Le Scot de Marseille pour les nuls en trois leçons

Maintenant que grâce à Marsactu ce qu'est un schéma de cohérence territoriale (Scot) n'a plus de secrets pour vous (si ce n'est pas le cas un coup d'oeil à notre article est vivement conseillé), on peut rentrer dans le dur : le contenu de ce document dont dépendra largement "l'avenir du cadre et des conditions de vie des habitants de notre territoire", dixit Eugène Caselli, président socialiste de Marseille Provence Métropole, en clôture d'une réunion publique en novembre dernier. Jusqu'au 21 mai, c'est la dernière étape, celle de l'enquête publique, qui permet à tout un chacun d'avoir accès à l'intégralité des dossiers et des avis des institutions concernées.

On l'avait souligné en novembre, le Scot ne garantit pas qu'à l'avenir la volonté politique et la mise en oeuvre concrète – mais aussi les crédits nécessaires – suivent automatiquement. Mais les 137 pages du DOG (on vous avait dit de jeter un oeil à notre décryptage…) ont au moins le mérite de tracer un cadre – plus ou moins – précis accompagné d'orientations dans de nombreux domaines. Revue de détail à lire pendant les ponts de mai…

1 Projections dans l'espace

Le dernier mot de l'acronyme n'est pas le moins important : territoire. En l'occurence, les 60 000 hectares des 18 communes que regroupe MPM, avec ses 125 km de littoral, ses cours d'eau, ses massifs… Un espace qui doit aussi compter des zones urbanisées : 34% pour MPM, devant ses voisins du pays d'Aix (15%), de Toulon (17%) ou de Nice (29%). Avec un chiffre clé qui conditionne fortement le Scot : en 20 ans, 3600 hectares ont grignotés par ces dernières sur les espaces naturels et agricoles.

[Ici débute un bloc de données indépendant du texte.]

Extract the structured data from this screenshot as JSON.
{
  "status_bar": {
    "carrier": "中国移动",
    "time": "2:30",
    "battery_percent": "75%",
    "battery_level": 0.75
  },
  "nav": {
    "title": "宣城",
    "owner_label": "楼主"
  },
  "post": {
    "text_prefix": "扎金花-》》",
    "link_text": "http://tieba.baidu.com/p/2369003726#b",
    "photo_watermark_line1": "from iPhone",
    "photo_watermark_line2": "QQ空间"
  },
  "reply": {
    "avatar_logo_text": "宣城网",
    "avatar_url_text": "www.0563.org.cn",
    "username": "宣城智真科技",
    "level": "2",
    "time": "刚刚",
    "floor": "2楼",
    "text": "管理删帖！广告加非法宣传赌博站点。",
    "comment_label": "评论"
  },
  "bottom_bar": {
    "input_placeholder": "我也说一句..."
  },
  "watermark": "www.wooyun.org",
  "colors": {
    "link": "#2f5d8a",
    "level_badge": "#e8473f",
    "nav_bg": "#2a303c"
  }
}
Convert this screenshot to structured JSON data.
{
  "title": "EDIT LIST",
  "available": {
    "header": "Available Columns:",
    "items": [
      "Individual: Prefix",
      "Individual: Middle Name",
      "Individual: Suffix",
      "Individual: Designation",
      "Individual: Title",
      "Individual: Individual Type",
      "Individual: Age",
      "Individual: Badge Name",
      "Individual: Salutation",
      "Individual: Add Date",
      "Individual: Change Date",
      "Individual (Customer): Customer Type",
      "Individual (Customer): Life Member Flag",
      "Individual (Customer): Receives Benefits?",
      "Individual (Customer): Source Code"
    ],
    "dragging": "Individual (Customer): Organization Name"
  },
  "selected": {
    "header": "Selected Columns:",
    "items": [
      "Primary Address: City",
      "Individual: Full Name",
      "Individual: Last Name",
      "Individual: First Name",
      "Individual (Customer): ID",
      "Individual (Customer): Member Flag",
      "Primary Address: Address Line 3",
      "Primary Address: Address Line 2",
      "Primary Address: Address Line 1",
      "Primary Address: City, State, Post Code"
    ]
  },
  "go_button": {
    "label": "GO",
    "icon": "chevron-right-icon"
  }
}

Or, le Scot projette, comme un gimmick, un "3×80" : accueillir 80 000 habitants, emplois et logements nouveaux. Pour préserver ce qui est régulièrement qualifié dans les documents de "patrimoine d'exception", l'idée est donc de s'inscrire en "rupture" avec la faible densité et le caractère parfois erratique de cette artificialisation.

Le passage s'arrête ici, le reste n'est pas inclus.